Famiglie senigalliesi in protesta chiedono interventi urgenti sull'edilizia popolare. L'Erap promette uno sportello di ascolto e una tavola rotonda per risolvere le criticità abitative.
Protesta famiglie per il diritto alla casa
Oltre trenta nuclei familiari hanno manifestato a Senigallia. Hanno rivendicato il diritto fondamentale all'abitazione. La loro marcia li ha condotti davanti alla sede dell'Erap. Due striscioni hanno riassunto le loro richieste. Uno recitava: «La casa è un diritto, non un lusso». L'altro affermava: «Erap, basta parole. Ora i fatti».
I manifestanti hanno sottolineato l'urgenza di interventi concreti. Molti alloggi versano in condizioni precarie e insalubri. L'iniziativa è stata promossa da Spazio Autogestito Arvultùra e Sunia Ancona.

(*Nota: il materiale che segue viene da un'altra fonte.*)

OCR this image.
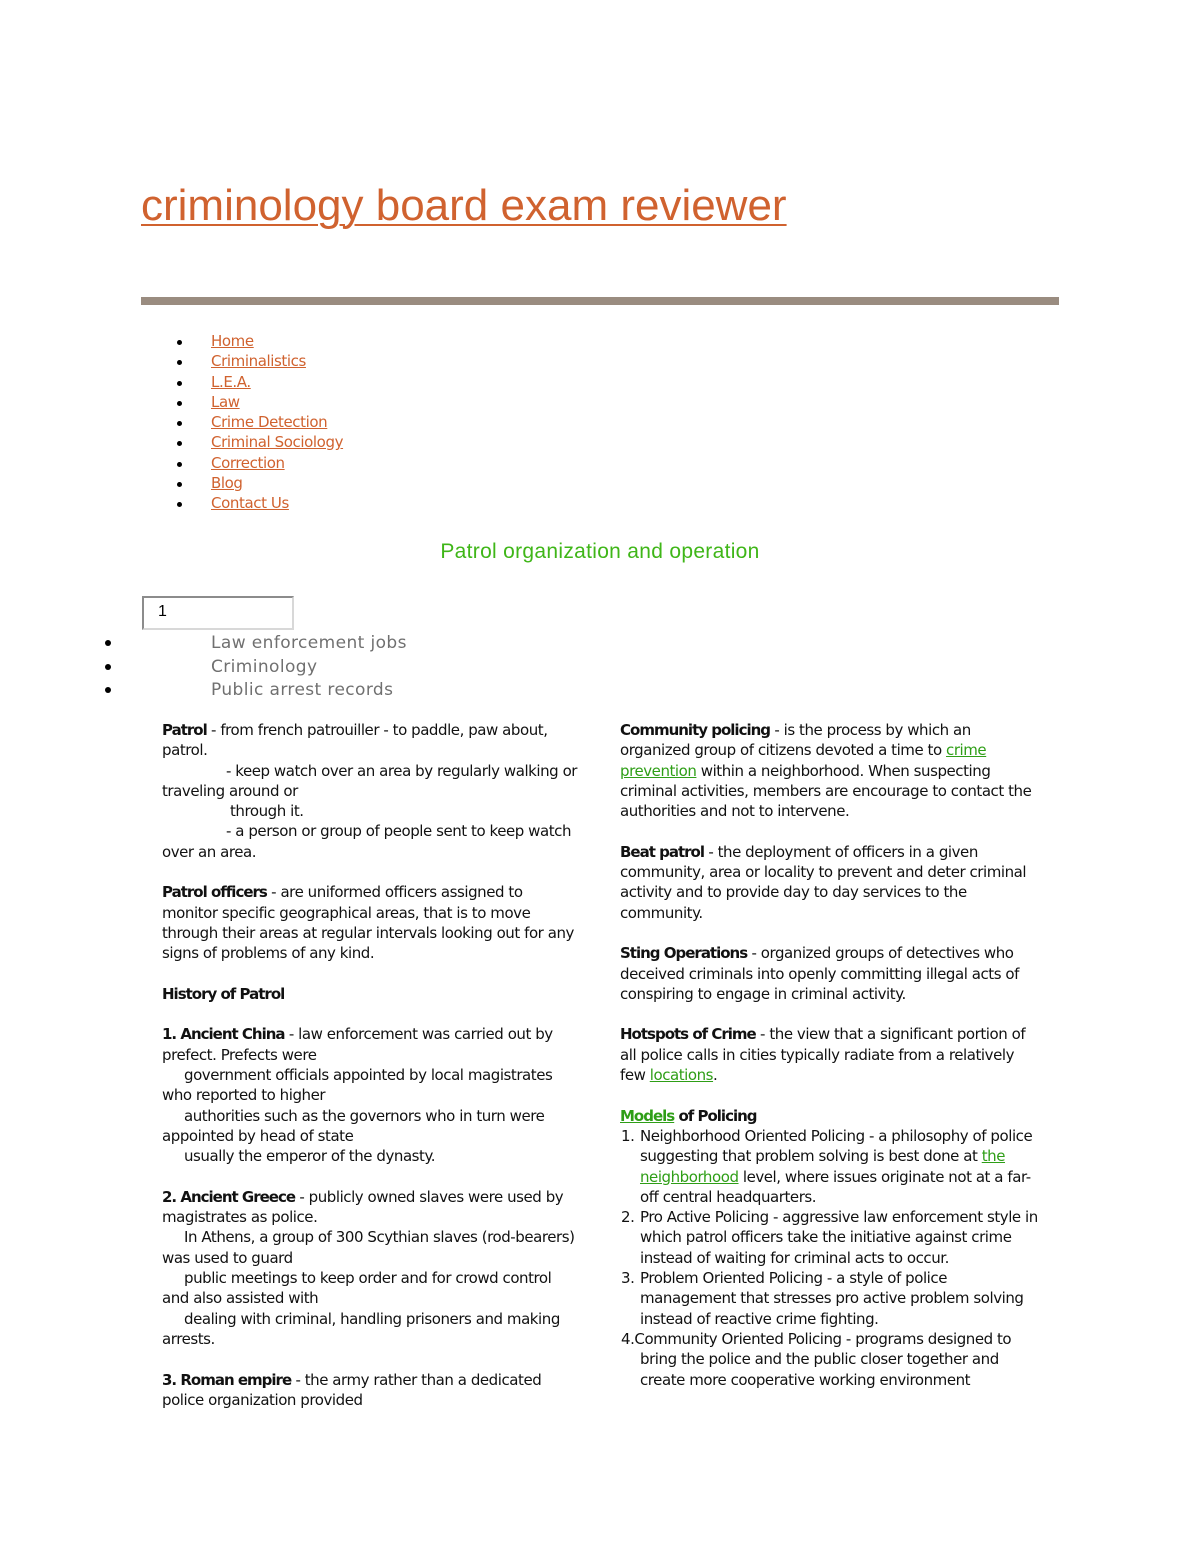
criminology board exam reviewer
Home
Criminalistics
L.E.A.
Law
Crime Detection
Criminal Sociology
Correction
Blog
Contact Us
Patrol organization and operation
1
Law enforcement jobs
Criminology
Public arrest records

Patrol - from french patrouiller - to paddle, paw about, patrol.
- keep watch over an area by regularly walking or traveling around or
through it.
- a person or group of people sent to keep watch over an area.

Patrol officers - are uniformed officers assigned to monitor specific geographical areas, that is to move through their areas at regular intervals looking out for any signs of problems of any kind.

History of Patrol

1. Ancient China - law enforcement was carried out by prefect. Prefects were
government officials appointed by local magistrates who reported to higher
authorities such as the governors who in turn were appointed by head of state
usually the emperor of the dynasty.

2. Ancient Greece - publicly owned slaves were used by magistrates as police.
In Athens, a group of 300 Scythian slaves (rod-bearers) was used to guard
public meetings to keep order and for crowd control and also assisted with
dealing with criminal, handling prisoners and making arrests.

3. Roman empire - the army rather than a dedicated police organization provided

Community policing - is the process by which an organized group of citizens devoted a time to crime prevention within a neighborhood. When suspecting criminal activities, members are encourage to contact the authorities and not to intervene.

Beat patrol - the deployment of officers in a given community, area or locality to prevent and deter criminal activity and to provide day to day services to the community.

Sting Operations - organized groups of detectives who deceived criminals into openly committing illegal acts of conspiring to engage in criminal activity.

Hotspots of Crime - the view that a significant portion of all police calls in cities typically radiate from a relatively few locations.

Models of Policing
1. Neighborhood Oriented Policing - a philosophy of police suggesting that problem solving is best done at the neighborhood level, where issues originate not at a far-off central headquarters.
2. Pro Active Policing - aggressive law enforcement style in which patrol officers take the initiative against crime instead of waiting for criminal acts to occur.
3. Problem Oriented Policing - a style of police management that stresses pro active problem solving instead of reactive crime fighting.
4.Community Oriented Policing - programs designed to bring the police and the public closer together and create more cooperative working environment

Hanno supportato le famiglie nelle loro rivendicazioni.
Incontro con il presidente Erap Marche
A seguito della mobilitazione, si è tenuto un incontro. Hanno partecipato i rappresentanti di Arvultùra e Sunia. Erano presenti anche le famiglie interessate. Dall'altra parte, il presidente dell'Erap Marche, Tommaso Fagioli. Erano presenti anche dirigenti dell'Ente regionale per l'abitazione pubblica. L'incontro ha prodotto alcuni impegni concreti.
È prevista l'apertura entro settembre di uno sportello Erap a Senigallia. Questo sportello offrirà ascolto e informazioni. Sarà un punto di riferimento per gli inquilini. Si punta a migliorare la comunicazione e l'assistenza.
Tavola rotonda per chiarire responsabilità
Un altro impegno preso riguarda l'organizzazione di una tavola rotonda. Vi parteciperanno inquilini, la nuova amministrazione comunale, l'Erap e amministratori di condominio. L'obiettivo è chiarire ruoli e responsabilità. Si vuole superare l'attuale situazione di incertezza. Le famiglie lamentano un continuo rimpallo di competenze. Questo crea disagi e ritardi negli interventi.
I promotori hanno preso atto dell'avvio di alcuni lavori. Citano come esempio gli interventi in via Capanna. Questo dimostra che la protesta può portare a risultati. Tuttavia, la lotta continua. Rimane il problema della parzialità degli interventi. Le famiglie chiedono una maggiore trasparenza.
Richieste di trasparenza e critiche all'Erap
I funzionari Erap non sono stati in grado di fornire dettagli specifici. Non hanno illustrato le priorità identificate nei sopralluoghi. Le risposte alle richieste di trasparenza sono state vaghe. Questo aumenta la frustrazione degli inquilini. La mancanza di una chiara agenda dei lavori è un altro punto dolente.
Le scuse legate alla complessità delle ristrutturazioni non convincono. L'ennesima richiesta di stilare un elenco di problematiche, nonostante le precedenti comunicazioni via PEC, rafforza il sospetto. Gli inquilini temono che parole e burocratese siano solo alibi. Servirebbero a nascondere l'inadempienza dell'ente.
Minaccia di disobbedienza civile
La riunione si è conclusa con la richiesta di un ulteriore documento riassuntivo delle emergenze. I promotori avvertono: se la risposta sarà ancora burocrazia e rimpalli, si valuteranno forme di disobbedienza civile. Potrebbe esserci anche un boicottaggio collettivo delle spese. L'edilizia pubblica e la sua manutenzione necessitano di finanziamenti adeguati. È un compito che spetta al governo regionale e a quello statale.
Le famiglie senigalliesi chiedono azioni concrete e non solo promesse. Il diritto alla casa deve essere garantito a tutti. La dignità abitativa è un pilastro fondamentale per la società. La situazione attuale richiede interventi risolutivi e trasparenti.